4. steel rail straightness according to claim 3 and torsion resistance detection method, it is characterised in that：Design multigroup sensor Group improves accuracy of detection.

5. a kind of steel rail straightness and torsion resistance detection method, it is characterised in that：Including step：

(1) two Spectral Confocal displacement sensors, relative position d are arranged symmetrically in rail head of rail both sides；

(2) for real-time measurement sensor to distance d1, d2 of corresponding rail both sides, the data for analyzing acquisition obtain rail side to biography Sensor is apart from ideal value d1 ', d2 '；

(3) when rail moves forward, sensor gathers and analyzes a series of d1 ', d2 ' data, analyzes the distance number collected According to obtaining the horizontal glacing flatness of rail.
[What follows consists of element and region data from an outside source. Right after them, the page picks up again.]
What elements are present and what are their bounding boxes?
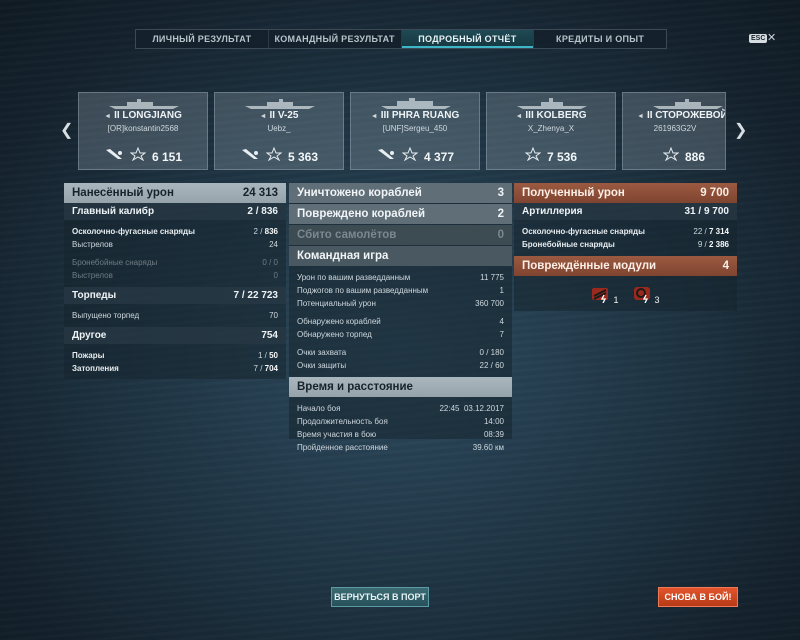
ship-card[interactable]: ◄ II СТОРОЖЕВОЙ 261963G2V 886 [622,92,726,170]
torpedo-ribbon-icon [104,147,124,166]
planes-shot-down-row: Сбито самолётов 0 [289,225,512,245]
ship-card[interactable]: ◄ III PHRA RUANG [UNF]Sergeu_450 4 377 [350,92,480,170]
spotting-damage-row: Урон по вашим разведданным 11 775 [297,273,504,282]
capture-points-row: Очки захвата 0 / 180 [297,348,504,357]
xp-value: 4 377 [423,149,455,164]
main-battery-module-icon [591,285,611,305]
ap-shells-row: Бронебойные снаряды 0 / 0 [72,258,278,267]
main-battery-row: Главный калибр 2 / 836 [64,203,286,220]
player-name: [UNF]Sergeu_450 [382,124,448,133]
damage-received-panel: Полученный урон 9 700 Артиллерия 31 / 9 70… [514,183,737,311]
flooding-row: Затопления 7 / 704 [72,364,278,373]
ship-name: ◄ II СТОРОЖЕВОЙ [637,110,726,121]
tab-team-result[interactable]: КОМАНДНЫЙ РЕЗУЛЬТАТ [269,30,402,48]
spotting-fires-row: Поджогов по вашим разведданным 1 [297,286,504,295]
player-name: Uebz_ [267,124,291,133]
torpedoes-fired-row: Выпущено торпед 70 [72,311,278,320]
ship-silhouette-icon [245,99,315,109]
ship-silhouette-icon [653,99,723,109]
damaged-modules-header: Повреждённые модули 4 [514,256,737,276]
ship-silhouette-icon [109,99,179,109]
fires-row: Пожары 1 / 50 [72,351,278,360]
nation-flag-icon: ◄ [104,113,112,120]
potential-damage-row: Потенциальный урон 360 700 [297,299,504,308]
nation-flag-icon: ◄ [370,113,378,120]
player-name: [OR]konstantin2568 [107,124,179,133]
battle-duration-row: Продолжительность боя 14:00 [297,417,504,426]
xp-value: 6 151 [151,149,183,164]
torpedoes-row: Торпеды 7 / 22 723 [64,287,286,304]
time-distance-header: Время и расстояние [289,377,512,397]
result-tabs: ЛИЧНЫЙ РЕЗУЛЬТАТ КОМАНДНЫЙ РЕЗУЛЬТАТ ПОД… [135,29,667,49]
ships-destroyed-row: Уничтожено кораблей 3 [289,183,512,203]
damaged-module: 3 [633,285,660,305]
nation-flag-icon: ◄ [259,113,267,120]
xp-value: 7 536 [546,149,578,164]
xp-value: 5 363 [287,149,319,164]
ship-card[interactable]: ◄ II V-25 Uebz_ 5 363 [214,92,344,170]
nation-flag-icon: ◄ [637,113,644,120]
ship-name: ◄ II LONGJIANG [104,110,182,121]
he-shells-row: Осколочно-фугасные снаряды 2 / 836 [72,227,278,236]
battle-start-row: Начало боя 22:45 03.12.2017 [297,404,504,413]
damaged-module: 1 [591,285,619,305]
nation-flag-icon: ◄ [515,113,523,120]
spotted-torpedoes-row: Обнаружено торпед 7 [297,330,504,339]
battle-again-button[interactable]: СНОВА В БОЙ! [658,587,738,607]
artillery-row: Артиллерия 31 / 9 700 [514,203,737,220]
xp-icon [662,146,680,166]
he-shots-row: Выстрелов 24 [72,240,278,249]
ship-card[interactable]: ◄ II LONGJIANG [OR]konstantin2568 6 151 [78,92,208,170]
engine-module-icon [633,285,653,305]
team-play-header: Командная игра [289,246,512,266]
damage-dealt-header: Нанесённый урон 24 313 [64,183,286,203]
torpedo-ribbon-icon [376,147,396,166]
ap-shots-row: Выстрелов 0 [72,271,278,280]
ships-damaged-row: Повреждено кораблей 2 [289,204,512,224]
battle-stats-panel: Уничтожено кораблей 3 Повреждено кораблей… [289,183,512,452]
ship-silhouette-icon [381,98,451,109]
xp-icon [265,146,283,166]
player-name: X_Zhenya_X [527,124,575,133]
ship-name: ◄ III KOLBERG [515,110,587,121]
tab-personal-result[interactable]: ЛИЧНЫЙ РЕЗУЛЬТАТ [136,30,269,48]
ship-name: ◄ II V-25 [259,110,299,121]
other-damage-row: Другое 754 [64,327,286,344]
spotted-ships-row: Обнаружено кораблей 4 [297,317,504,326]
carousel-prev-icon[interactable]: ❮ [60,120,73,140]
tab-detailed-report[interactable]: ПОДРОБНЫЙ ОТЧЁТ [401,30,535,48]
ship-name: ◄ III PHRA RUANG [370,110,460,121]
participation-time-row: Время участия в бою 08:39 [297,430,504,439]
xp-icon [524,146,542,166]
tab-credits-xp[interactable]: КРЕДИТЫ И ОПЫТ [534,30,666,48]
defense-points-row: Очки защиты 22 / 60 [297,361,504,370]
ship-silhouette-icon [517,98,587,109]
torpedo-ribbon-icon [240,147,260,166]
damage-dealt-panel: Нанесённый урон 24 313 Главный калибр 2 / … [64,183,286,379]
xp-value: 886 [684,149,705,164]
carousel-next-icon[interactable]: ❯ [734,120,747,140]
xp-icon [129,146,147,166]
distance-travelled-row: Пройденное расстояние 39.60 км [297,443,504,452]
close-icon[interactable]: ✕ [767,31,776,44]
received-ap-row: Бронебойные снаряды 9 / 2 386 [522,240,729,249]
return-to-port-button[interactable]: ВЕРНУТЬСЯ В ПОРТ [331,587,429,607]
ship-card[interactable]: ◄ III KOLBERG X_Zhenya_X 7 536 [486,92,616,170]
damaged-modules-list: 1 3 [514,276,737,314]
xp-icon [401,146,419,166]
damage-received-header: Полученный урон 9 700 [514,183,737,203]
received-he-row: Осколочно-фугасные снаряды 22 / 7 314 [522,227,729,236]
player-name: 261963G2V [653,124,697,133]
esc-key-badge[interactable]: ESC [749,34,768,43]
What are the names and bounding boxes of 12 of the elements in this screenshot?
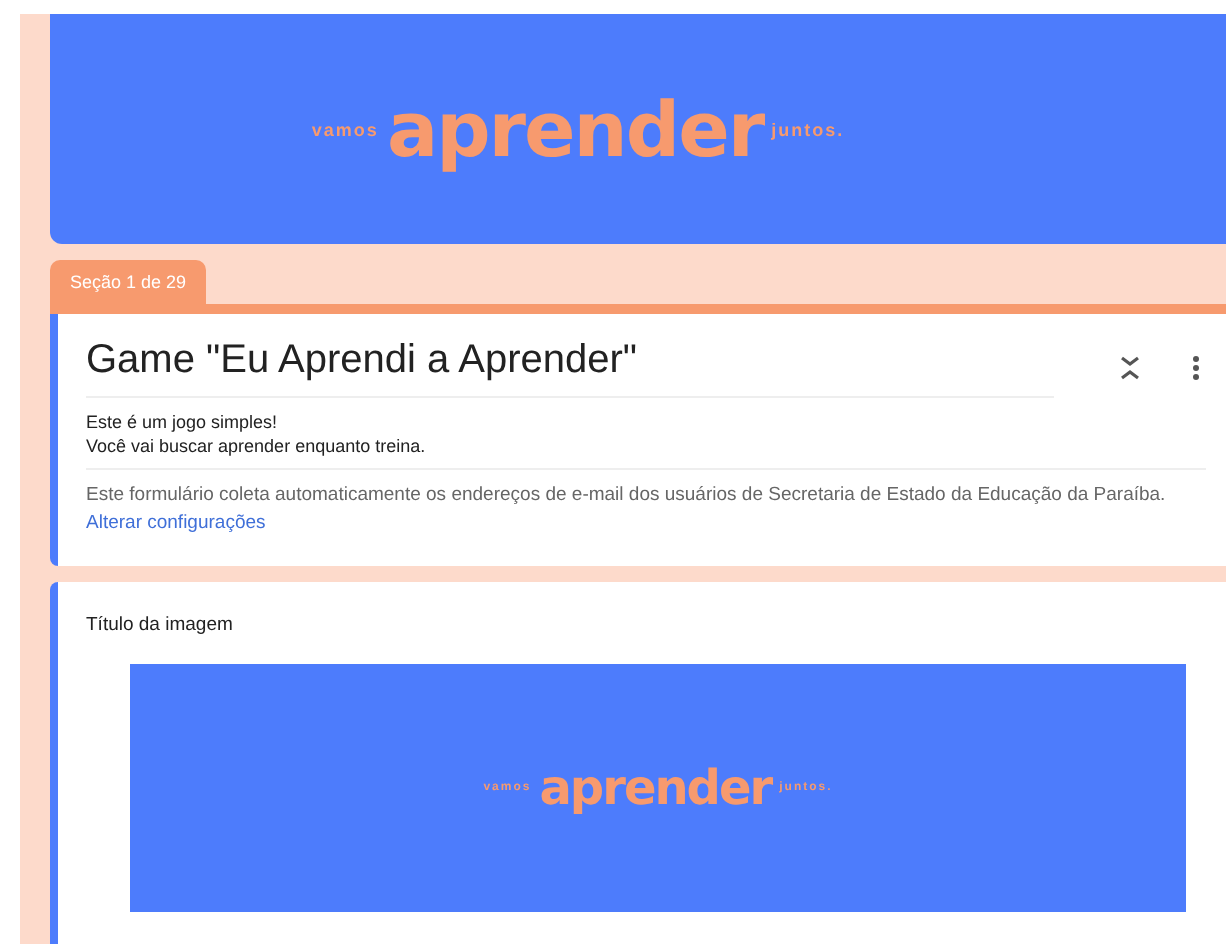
form-title: Game "Eu Aprendi a Aprender" [86, 338, 1054, 398]
email-notice: Este formulário coleta automaticamente os endereços de e-mail dos usuários de Secretaria de Estado da Educação da Paraíba. [86, 484, 1166, 506]
collapse-icon[interactable] [1118, 354, 1142, 382]
more-options-icon[interactable] [1190, 354, 1202, 382]
banner-title: aprender [386, 85, 764, 173]
image-title: Título da imagem [86, 614, 235, 636]
banner-text: juntos. [771, 119, 845, 139]
banner-title: aprender [539, 760, 772, 816]
form-description: Você vai buscar aprender enquanto treina. [86, 434, 428, 458]
form-description: Este é um jogo simples! [86, 410, 280, 434]
settings-link[interactable]: Alterar configurações [86, 512, 266, 534]
banner-text: vamos [311, 119, 379, 139]
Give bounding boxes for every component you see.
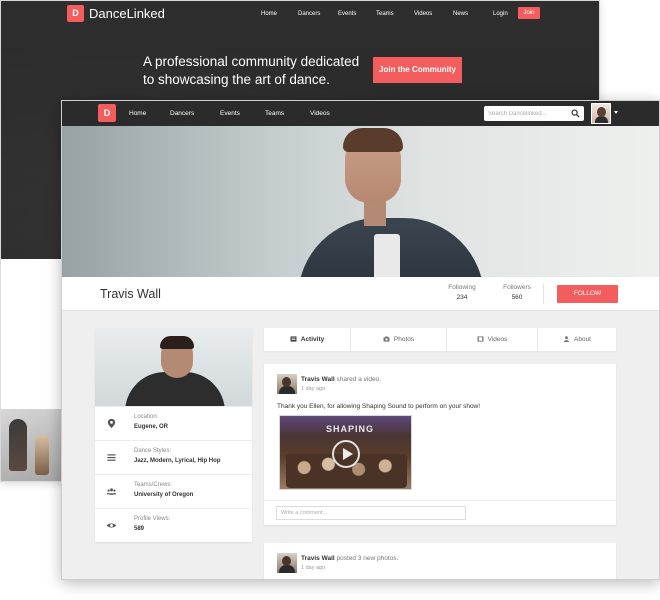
tab-videos-label: Videos [487,336,508,343]
nav-events[interactable]: Events [220,101,240,126]
video-thumbnail[interactable]: SHAPING [279,415,412,490]
tab-activity-label: Activity [300,336,325,343]
post-title: Travis Wall shared a video. [301,375,381,384]
film-icon [477,336,484,342]
post-action: posted 3 new photos. [336,555,399,562]
followers-label: Followers [503,284,531,291]
post-timestamp: 1 day ago [301,565,326,571]
post-author-avatar[interactable] [277,553,297,573]
tab-about-label: About [574,336,591,343]
search-box [484,106,584,121]
landing-nav-teams[interactable]: Teams [376,8,394,20]
app-logo-icon[interactable]: D [98,104,116,122]
styles-value: Jazz, Modern, Lyrical, Hip Hop [134,458,221,464]
landing-tagline-line2: to showcasing the art of dance. [143,72,330,87]
post-title: Travis Wall posted 3 new photos. [301,554,398,563]
user-icon [563,336,570,342]
tab-photos[interactable]: Photos [351,328,447,351]
following-count: 234 [456,294,468,301]
cover-photo [62,126,659,277]
post-author-name[interactable]: Travis Wall [301,376,335,383]
followers-count: 560 [511,294,523,301]
styles-label: Dance Styles: [134,448,172,454]
activity-icon [290,336,297,342]
landing-dancer-photo [1,409,63,481]
info-styles-row: Dance Styles: Jazz, Modern, Lyrical, Hip… [95,440,252,474]
screenshot-stage: D DanceLinked Home Dancers Events Teams … [0,0,660,600]
location-label: Location: [134,414,159,420]
landing-logo-icon[interactable]: D [67,5,84,22]
nav-videos[interactable]: Videos [310,101,330,126]
search-icon[interactable] [571,109,580,118]
following-label: Following [448,284,476,291]
user-avatar[interactable] [591,103,611,124]
divider [543,284,544,304]
nav-home[interactable]: Home [129,101,146,126]
comment-input[interactable] [276,506,466,520]
activity-post: Travis Wall shared a video. 1 day ago Th… [264,364,616,525]
profile-name: Travis Wall [100,287,161,301]
chevron-down-icon[interactable] [614,111,618,114]
nav-dancers[interactable]: Dancers [170,101,194,126]
teams-label: Teams/Crews: [134,482,173,488]
landing-nav-home[interactable]: Home [261,8,277,20]
profile-header-bar: Travis Wall Following 234 Followers 560 … [62,277,659,311]
activity-post: Travis Wall posted 3 new photos. 1 day a… [264,543,616,579]
search-input[interactable] [488,106,568,121]
group-icon [106,488,117,495]
landing-nav-events[interactable]: Events [338,8,356,20]
landing-nav: D DanceLinked Home Dancers Events Teams … [1,1,599,27]
tab-videos[interactable]: Videos [447,328,538,351]
list-icon [107,454,116,461]
post-author-name[interactable]: Travis Wall [301,555,335,562]
play-icon[interactable] [332,440,360,468]
eye-icon [106,523,117,528]
views-value: 589 [134,526,145,532]
tab-about[interactable]: About [538,328,616,351]
camera-icon [383,336,390,342]
app-navbar: D Home Dancers Events Teams Videos [62,101,659,126]
post-action: shared a video. [336,376,381,383]
landing-nav-login[interactable]: Login [493,8,508,20]
nav-teams[interactable]: Teams [265,101,284,126]
post-comment-bar [264,500,616,525]
landing-tagline-line1: A professional community dedicated [143,54,360,69]
map-pin-icon [107,418,116,429]
teams-value: University of Oregon [134,492,194,498]
profile-info-card: Location: Eugene, OR Dance Styles: Jazz,… [95,328,252,542]
landing-join-button[interactable]: Join [518,7,540,19]
tab-photos-label: Photos [393,336,415,343]
info-views-row: Profile Views: 589 [95,508,252,542]
landing-nav-dancers[interactable]: Dancers [298,8,320,20]
follow-button[interactable]: FOLLOW [557,285,618,303]
post-author-avatar[interactable] [277,374,297,394]
post-timestamp: 1 day ago [301,386,326,392]
post-text: Thank you Ellen, for allowing Shaping So… [277,403,481,410]
join-community-button[interactable]: Join the Community [373,57,462,83]
profile-photo [95,328,252,406]
location-value: Eugene, OR [134,424,169,430]
info-location-row: Location: Eugene, OR [95,406,252,440]
profile-page-window: D Home Dancers Events Teams Videos Searc… [61,100,660,580]
landing-brand-name[interactable]: DanceLinked [89,5,165,22]
followers-stat[interactable]: Followers 560 [492,283,542,303]
landing-tagline: A professional community dedicated to sh… [143,53,363,89]
landing-nav-news[interactable]: News [453,8,468,20]
info-teams-row: Teams/Crews: University of Oregon [95,474,252,508]
landing-nav-videos[interactable]: Videos [414,8,432,20]
following-stat[interactable]: Following 234 [437,283,487,303]
tab-activity[interactable]: Activity [264,328,351,351]
video-title-mark: SHAPING [326,424,375,434]
profile-tabs: Activity Photos Videos About [264,328,616,351]
views-label: Profile Views: [134,516,171,522]
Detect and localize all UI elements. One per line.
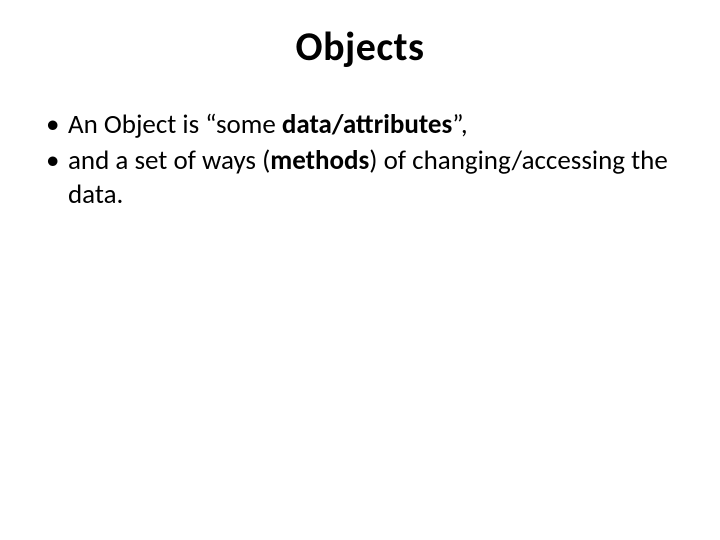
list-item: An Object is “some data/attributes”, xyxy=(42,108,678,142)
bullet-text-pre: and a set of ways ( xyxy=(68,144,270,177)
slide-body: An Object is “some data/attributes”, and… xyxy=(42,108,678,213)
bullet-text-bold: data/attributes xyxy=(282,108,452,141)
list-item: and a set of ways (methods) of changing/… xyxy=(42,144,678,212)
slide-title: Objects xyxy=(0,22,720,71)
bullet-list: An Object is “some data/attributes”, and… xyxy=(42,108,678,211)
bullet-text-bold: methods xyxy=(270,144,369,177)
bullet-text-post: ”, xyxy=(452,108,467,141)
slide: Objects An Object is “some data/attribut… xyxy=(0,0,720,540)
bullet-text-pre: An Object is “some xyxy=(68,108,282,141)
6. steel rail straightness according to claim 5 and torsion resistance detection method, it is characterised in that：Design multigroup sensor Group improves accuracy of detection.

7. a kind of steel rail straightness and torsion resistance detection method, it is characterised in that：Including step：

(1) two sensors are set in rail foot, every group of sensor is included in symmetrically placed two spectrum in rail foot both sides Confocal displacement sensor, mutual angle are 90 degree；

(2) position of four points P1, P2, P3, P4 of rail foot are measured；

(3) when rail moves forward, sensor gathers the volume of data of a point, is averaged；

(4) determine a plane with wherein three points, by analyzing the 4th point to the distance of the plane, obtain rail distortion Degree.

8. steel rail straightness according to claim 7 and torsion resistance detection method, it is characterised in that：Design multigroup sensor Group improves accuracy of detection.